Misdirection – the only word applicable to the Conservatives’ attempt to use the fact that 21,000 people put “Jedi Knight” down as their religion in the last census.
“You call this accurate data!” they scoff whenever someone tries to point out that a voluntary long-form will provide statistically unreliable data due to this little thing called selection bias.
Never mind that the Jedi census phenomenon is a documented grassroots movement that is either a massive practical joke or a means of protest for the inclusion of religion on the census. No, it’s far more fun to poke fun at it, err, except for the actual organized quasi-religious groups that call themselves Jedi based on the Daoist origins of George Lucas’s creation.
But it’s misdirection all the same. As Senator Elaine McCoy (who is made of awesome) points out, Harper’s own ministers bragged about the value of the census, before they were against them. She adds:
Of course, killing the census is simply another example of Mr Harper’s proclivity to refuse to engage in evidence-based policy-making, informed legislation or even ministerial input. After all, who needs facts when you have ideology? And who needs ministers when you have autocracy?
And she’s right. This boils down to laying the groundwork for the eventual dismantling of social programs. It has nothing to do with privacy or government coercion.
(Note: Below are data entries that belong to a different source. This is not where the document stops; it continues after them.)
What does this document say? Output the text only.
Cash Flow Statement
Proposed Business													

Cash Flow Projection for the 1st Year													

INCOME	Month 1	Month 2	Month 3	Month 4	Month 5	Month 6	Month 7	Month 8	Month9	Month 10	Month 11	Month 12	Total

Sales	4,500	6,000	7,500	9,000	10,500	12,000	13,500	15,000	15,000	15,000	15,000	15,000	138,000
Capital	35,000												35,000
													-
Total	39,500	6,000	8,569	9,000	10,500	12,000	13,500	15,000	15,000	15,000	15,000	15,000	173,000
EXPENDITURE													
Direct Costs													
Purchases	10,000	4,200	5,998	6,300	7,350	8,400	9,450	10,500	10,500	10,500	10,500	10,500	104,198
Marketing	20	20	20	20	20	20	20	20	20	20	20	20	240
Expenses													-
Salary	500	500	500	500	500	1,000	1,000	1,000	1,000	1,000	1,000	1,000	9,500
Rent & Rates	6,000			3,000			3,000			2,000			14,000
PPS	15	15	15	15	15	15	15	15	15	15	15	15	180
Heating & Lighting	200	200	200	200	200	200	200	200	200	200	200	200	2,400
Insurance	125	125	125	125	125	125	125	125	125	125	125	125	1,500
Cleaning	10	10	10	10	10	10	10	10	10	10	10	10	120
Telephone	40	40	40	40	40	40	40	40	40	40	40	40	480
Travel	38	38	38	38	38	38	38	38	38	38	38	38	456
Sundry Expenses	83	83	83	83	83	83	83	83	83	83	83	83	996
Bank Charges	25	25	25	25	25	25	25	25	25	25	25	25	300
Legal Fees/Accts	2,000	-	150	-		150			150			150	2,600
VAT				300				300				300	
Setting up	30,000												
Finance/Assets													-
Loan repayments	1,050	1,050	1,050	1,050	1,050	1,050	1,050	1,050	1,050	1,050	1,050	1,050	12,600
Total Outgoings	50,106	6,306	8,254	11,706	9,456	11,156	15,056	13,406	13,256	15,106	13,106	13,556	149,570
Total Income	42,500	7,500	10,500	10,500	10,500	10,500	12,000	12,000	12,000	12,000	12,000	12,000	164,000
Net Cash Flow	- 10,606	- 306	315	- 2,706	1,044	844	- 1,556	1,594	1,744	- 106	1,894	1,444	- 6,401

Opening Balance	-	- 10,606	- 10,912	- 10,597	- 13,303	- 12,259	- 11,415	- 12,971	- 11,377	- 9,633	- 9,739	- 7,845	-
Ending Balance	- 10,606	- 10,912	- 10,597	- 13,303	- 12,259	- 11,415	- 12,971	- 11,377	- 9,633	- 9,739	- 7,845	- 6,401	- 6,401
After all, there is no actual justification for destroying statistical reliability, increasing the cost of the census by some $30 million by making the long-form voluntary, or following the failed American policy of attempting to make it voluntary (which it abandoned after a failed test). And as much as Maxime Bernier says that if Quebeckers want French to be counted they need to be vigilant about filling out their forms, it doesn’t work that way, statistically speaking. It’s indefensible. Period.
Oh, and if you want to see just how invasive the 2006 form was, The Globe and Mail posts a copy here. And really – none of it is really that invasive or onerous.
Harper, meanwhile, was in Moncton to open the world junior track and field championship. My guess – he’s trying to recapture that Olympic high of posing with medal winners.
It looks like Elizabeth May has a potential leadership challenger – assuming the party goes to a leadership review, which it is currently not planning on.
And Susan Delacourt writes about her week on the Liberal Express, watching Michael Ignatieff try to re-engage with the party’s grassroots.